Existe um roteiro na finança corporativa de criptomoedas que segue algo como isto: levantar dinheiro por meio de operações agressivas de ações, usar o capital para comprar bitcoin, observar o preço das ações subir à medida que o bitcoin sobe, e repetir. Funcionou perfeitamente para a Strategy, anteriormente MicroStrategy, que agora detém mais de 650.000 BTC. Desde abril de 2025, mais de 40 empresas de tesouraria de ativos digitais levantaram mais de US$ 15 bilhões por meio de investimentos privados em ações públicas, conhecidos como PIPEs. E aproximadamente 80% dessas empresas estão agora negociando abaixo de seu valor patrimonial líquido, com algumas em descontos superiores a 90%.
A mecânica do saque em dinheiro
Aqui está como esses acordos normalmente funcionam. Uma empresa pública vende ações, muitas vezes com desconto, a investidores institucionais por meio de um PIPE. A empresa recebe o dinheiro e compra bitcoin ou outros ativos digitais. Os PIPEs não são a única ferramenta disponível. Ofertas no mercado (ATM), nas quais as empresas vendem ações diretamente no mercado aberto aos preços vigentes, e títulos conversíveis, que são instrumentos de dívida que podem ser convertidos em equity posteriormente, completam a tríade de financiamento. Os três compartilham uma característica comum: diluem os acionistas existentes.
A KindlyMD, que posteriormente se fundiu com a Nakamoto Holdings, oferece um estudo de caso sobre como isso pode dar errado. A empresa arrecadou aproximadamente US$ 763 milhões em 2025, com mais de US$ 540 milhões provenientes exclusivamente de PIPEs. O resultado foi uma queda de até 60% no preço das ações, impulsionada principalmente por preocupações com diluição.

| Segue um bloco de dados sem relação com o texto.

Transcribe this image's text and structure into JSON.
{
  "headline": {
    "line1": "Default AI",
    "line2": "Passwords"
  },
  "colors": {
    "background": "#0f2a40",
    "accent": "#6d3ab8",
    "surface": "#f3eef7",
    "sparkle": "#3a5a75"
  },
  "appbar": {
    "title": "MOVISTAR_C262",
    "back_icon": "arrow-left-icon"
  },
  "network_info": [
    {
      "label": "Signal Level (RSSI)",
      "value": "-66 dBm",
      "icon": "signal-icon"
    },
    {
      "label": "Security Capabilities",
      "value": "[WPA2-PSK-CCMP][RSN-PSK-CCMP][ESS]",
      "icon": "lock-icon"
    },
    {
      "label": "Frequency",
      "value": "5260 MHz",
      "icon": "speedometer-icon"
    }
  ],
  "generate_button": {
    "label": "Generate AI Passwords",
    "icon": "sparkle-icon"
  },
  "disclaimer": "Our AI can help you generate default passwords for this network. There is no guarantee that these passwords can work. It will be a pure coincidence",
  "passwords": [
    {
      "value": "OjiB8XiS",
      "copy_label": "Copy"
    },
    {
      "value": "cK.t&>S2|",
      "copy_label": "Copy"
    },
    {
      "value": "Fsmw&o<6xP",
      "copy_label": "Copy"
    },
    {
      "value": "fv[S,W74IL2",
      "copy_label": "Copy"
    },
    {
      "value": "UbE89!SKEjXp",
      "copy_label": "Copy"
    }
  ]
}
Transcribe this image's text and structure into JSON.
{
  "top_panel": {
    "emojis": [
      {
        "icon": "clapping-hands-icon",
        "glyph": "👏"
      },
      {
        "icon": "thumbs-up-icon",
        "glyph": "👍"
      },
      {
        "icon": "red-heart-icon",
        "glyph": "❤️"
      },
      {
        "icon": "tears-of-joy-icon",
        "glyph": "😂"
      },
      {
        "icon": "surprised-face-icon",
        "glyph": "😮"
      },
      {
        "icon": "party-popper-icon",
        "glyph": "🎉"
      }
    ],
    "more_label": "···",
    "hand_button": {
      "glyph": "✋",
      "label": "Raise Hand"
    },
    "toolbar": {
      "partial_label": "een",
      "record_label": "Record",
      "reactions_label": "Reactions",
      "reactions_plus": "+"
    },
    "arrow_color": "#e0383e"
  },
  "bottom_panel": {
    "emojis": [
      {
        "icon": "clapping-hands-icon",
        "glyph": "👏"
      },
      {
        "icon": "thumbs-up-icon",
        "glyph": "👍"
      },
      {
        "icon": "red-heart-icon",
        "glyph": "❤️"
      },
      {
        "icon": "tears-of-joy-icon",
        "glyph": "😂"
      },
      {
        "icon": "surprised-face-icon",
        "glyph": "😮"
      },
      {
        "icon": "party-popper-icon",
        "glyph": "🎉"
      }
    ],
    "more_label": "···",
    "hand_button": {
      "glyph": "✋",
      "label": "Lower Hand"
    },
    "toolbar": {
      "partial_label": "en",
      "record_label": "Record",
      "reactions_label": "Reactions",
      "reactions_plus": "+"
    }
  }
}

O problema do premium do NAV
Até o final de 2025, foi relatada uma compressão drástica nos prêmios de VPL em todo o setor. Quando cerca de 80% das empresas de tesouraria de ativos digitais negociam abaixo do valor de seus ativos subjacentes, a lógica se quebra completamente. Emitir novas ações a preços abaixo do VPL para comprar mais cripto realmente destrói valor para os acionistas existentes, em vez de criá-lo.
A transição para altcoins
À medida que as estratégias de tesouraria focadas em bitcoin se tornaram mais concorridas, um número crescente de empresas passou a diversificar-se em tokens alternativos. Ethereum, Solana e diversos tokens menores agora aparecem nos balanços corporativos financiados por aumentos de capital. Uma empresa que emite ações para comprar SOL ou um token periférico está essencialmente pedindo aos acionistas que assumam riscos amplificados em ambos os lados: as ações são dilutivas, e o ativo sendo adquirido pode oscilar 20% em um único dia sem esforço.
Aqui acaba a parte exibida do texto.